Ini untuk menghapus lara pada kegagalan Piala Dunia 2022 di Qatar, dengan penyebab utama Mesir adalah kekalahan tragis dari Senegal di babak play-off zona Afrika. 

Setelah agregat skor imbang 1-1 (Mesir menang 1-0 di leg pertama, Senegal menang 1-0 di leg kedua), pertandingan ditentukan lewat adu penalti yang berakhir 1-3 untuk kemenangan Senegal.

Gangguan Laser: Saat babak adu penalti di Senegal, para pemain Mesir—termasuk Mohamed Salah—mendapat gangguan masif berupa sorotan lampu laser hijau ke arah wajah dan mata dari penonton tuan rumah.

Kegagalan Eksekutor Utama: Akibat tekanan mental dan gangguan fisik (laser), tiga penendang utama Mesir (Mohamed Salah, Zizo, dan Mostafa Mohamed) gagal mencetak gol dari titik putih.

Mesir memastikan tempat mereka di Piala Dunia 26 dengan finis di puncak Grup A kualifikasi CAF, mengungguli Burkina Faso, Sierra Leone, Guinea-Bissau, Ethiopia, dan Djibouti. Mesir meraih delapan kemenangan dan dua hasil imbang dengan total 26 poin dari 30 poin maksimal, menempatkan mereka jauh di depan pesaing terdekat dan mengamankan kualifikasi sebelum pertandingan terakhir.

Perjalanan The Firaun, yang dimulai di bawah Rui Vitoria (dengan kemenangan atas Djibouti 6-0 dan Sierra Leone 2-0) sebelum Hossam Hassan mengambil alih, ditandai dengan daya serang yang kuat dan ketahanan pertahanan yang tangguh.

Tim tersebut mencetak 20 gol, termasuk sembilan dari bintang Liverpool Mohamed Salah, sementara hanya kebobolan dua gol, yang menegaskan kredibilitas mereka untuk kembali dengan gemilang ke panggung global.


Di Grup G

Mesir yang kini ditangani bintang Mesir masa lalu, Hossam Hassan berada di grup G bersama New Zealand, Belgia dan Iran. Mereka bermain di stadion Seattle dan BC Place Vancouver Amerika Serikat.

Jadwalnya : 15 Juni 2026 Belgia vs Mesir - Stadion Seattle, tanggal 21 Juni: Selandia Baru vs Mesir - BC Place Vancouver dan tanggal 26 Juni: Mesir vs Iran - Stadion Seattle.

Tentang sang pelatih.
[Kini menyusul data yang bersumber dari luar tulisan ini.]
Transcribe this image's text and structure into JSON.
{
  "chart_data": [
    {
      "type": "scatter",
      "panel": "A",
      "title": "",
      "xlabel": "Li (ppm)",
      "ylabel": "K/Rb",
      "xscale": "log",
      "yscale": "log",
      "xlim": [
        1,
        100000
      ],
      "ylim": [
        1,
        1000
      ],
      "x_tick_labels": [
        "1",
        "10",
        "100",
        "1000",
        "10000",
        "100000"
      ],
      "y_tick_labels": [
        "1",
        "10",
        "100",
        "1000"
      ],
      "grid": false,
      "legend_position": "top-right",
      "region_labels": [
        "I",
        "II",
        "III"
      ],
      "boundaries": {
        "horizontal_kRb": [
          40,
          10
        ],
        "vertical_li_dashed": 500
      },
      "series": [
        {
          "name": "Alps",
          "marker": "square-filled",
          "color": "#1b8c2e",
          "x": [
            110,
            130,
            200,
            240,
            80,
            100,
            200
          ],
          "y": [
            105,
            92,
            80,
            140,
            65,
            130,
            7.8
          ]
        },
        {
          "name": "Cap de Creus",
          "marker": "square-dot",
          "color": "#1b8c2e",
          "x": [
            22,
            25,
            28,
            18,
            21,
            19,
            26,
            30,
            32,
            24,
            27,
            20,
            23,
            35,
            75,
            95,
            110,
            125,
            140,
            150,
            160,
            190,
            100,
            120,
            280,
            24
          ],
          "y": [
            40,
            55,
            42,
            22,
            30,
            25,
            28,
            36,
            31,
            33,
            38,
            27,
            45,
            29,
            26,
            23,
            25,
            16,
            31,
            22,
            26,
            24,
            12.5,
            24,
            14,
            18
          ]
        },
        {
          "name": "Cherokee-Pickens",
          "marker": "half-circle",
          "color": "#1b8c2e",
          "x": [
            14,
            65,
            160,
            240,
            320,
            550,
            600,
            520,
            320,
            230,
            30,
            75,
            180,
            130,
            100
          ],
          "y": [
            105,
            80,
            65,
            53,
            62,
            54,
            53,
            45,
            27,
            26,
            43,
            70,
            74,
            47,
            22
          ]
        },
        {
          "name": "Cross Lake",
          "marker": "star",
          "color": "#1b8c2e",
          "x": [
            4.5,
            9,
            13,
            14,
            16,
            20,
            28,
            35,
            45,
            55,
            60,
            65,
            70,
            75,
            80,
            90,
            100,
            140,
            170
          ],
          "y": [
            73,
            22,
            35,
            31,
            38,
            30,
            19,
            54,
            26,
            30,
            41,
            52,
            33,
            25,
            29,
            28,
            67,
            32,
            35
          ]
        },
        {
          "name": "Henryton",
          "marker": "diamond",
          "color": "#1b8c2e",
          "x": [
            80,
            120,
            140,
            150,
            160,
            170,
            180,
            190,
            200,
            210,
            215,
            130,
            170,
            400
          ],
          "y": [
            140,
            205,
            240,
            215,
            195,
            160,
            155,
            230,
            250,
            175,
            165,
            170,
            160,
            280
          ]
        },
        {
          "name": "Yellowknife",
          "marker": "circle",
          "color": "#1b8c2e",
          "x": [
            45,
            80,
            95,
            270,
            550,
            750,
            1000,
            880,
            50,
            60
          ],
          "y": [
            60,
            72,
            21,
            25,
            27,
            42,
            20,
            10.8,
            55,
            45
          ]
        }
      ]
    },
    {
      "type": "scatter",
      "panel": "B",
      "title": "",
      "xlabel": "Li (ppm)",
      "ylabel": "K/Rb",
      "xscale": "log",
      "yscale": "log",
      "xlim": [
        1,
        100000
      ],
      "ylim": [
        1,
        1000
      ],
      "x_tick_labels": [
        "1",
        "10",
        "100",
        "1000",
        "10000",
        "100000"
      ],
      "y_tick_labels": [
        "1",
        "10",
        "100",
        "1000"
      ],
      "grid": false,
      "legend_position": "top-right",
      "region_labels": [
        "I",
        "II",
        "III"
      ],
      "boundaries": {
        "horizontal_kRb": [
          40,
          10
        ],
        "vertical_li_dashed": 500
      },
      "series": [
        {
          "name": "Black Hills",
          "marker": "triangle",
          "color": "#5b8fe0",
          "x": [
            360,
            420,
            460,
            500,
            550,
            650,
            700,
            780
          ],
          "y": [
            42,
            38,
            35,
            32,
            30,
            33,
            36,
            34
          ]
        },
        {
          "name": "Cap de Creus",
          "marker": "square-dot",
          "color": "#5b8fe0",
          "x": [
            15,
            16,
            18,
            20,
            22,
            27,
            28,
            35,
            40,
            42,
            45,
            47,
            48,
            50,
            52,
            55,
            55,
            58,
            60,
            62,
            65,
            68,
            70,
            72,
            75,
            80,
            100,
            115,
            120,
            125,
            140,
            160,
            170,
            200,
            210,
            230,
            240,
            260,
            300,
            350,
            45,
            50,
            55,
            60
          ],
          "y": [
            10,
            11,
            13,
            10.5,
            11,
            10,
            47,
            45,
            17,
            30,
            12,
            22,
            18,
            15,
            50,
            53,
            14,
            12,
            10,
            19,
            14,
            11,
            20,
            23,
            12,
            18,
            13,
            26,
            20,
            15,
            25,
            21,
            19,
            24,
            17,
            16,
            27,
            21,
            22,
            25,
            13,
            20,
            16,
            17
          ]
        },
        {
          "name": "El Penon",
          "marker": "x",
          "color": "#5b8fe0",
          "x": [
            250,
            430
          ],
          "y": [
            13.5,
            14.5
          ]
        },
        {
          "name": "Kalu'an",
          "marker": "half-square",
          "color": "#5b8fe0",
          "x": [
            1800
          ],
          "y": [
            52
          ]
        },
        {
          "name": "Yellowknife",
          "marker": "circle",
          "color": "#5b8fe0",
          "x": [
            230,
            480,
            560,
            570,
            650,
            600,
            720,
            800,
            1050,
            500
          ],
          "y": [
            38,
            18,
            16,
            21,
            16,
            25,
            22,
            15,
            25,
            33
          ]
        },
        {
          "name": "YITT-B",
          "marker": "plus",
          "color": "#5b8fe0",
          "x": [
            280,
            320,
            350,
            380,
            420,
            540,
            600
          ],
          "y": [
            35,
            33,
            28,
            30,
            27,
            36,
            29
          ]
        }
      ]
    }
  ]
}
Setelah karier bermain yang gemilang, Hossam Hassan telah membuktikan dirinya bukan hanya sebagai salah satu pencetak gol terhebat dalam sejarah sepak bola Mesir, tetapi juga sebagai pelatih lokal yang luar biasa.

Setelah pensiun, Hassan beralih ke dunia kepelatihan pada tahun 2008, dimulai dengan Al Masry dan kemudian memimpin beberapa klub besar, termasuk Zamalek, Ismaily, dan kembali ke Al Masry.

Ia menikmati kesuksesan yang cukup besar, memimpin tim yang bersaing memperebutkan gelar dan lolos ke turnamen kontinental, serta menanamkan semangat juang yang tinggi dalam timnya.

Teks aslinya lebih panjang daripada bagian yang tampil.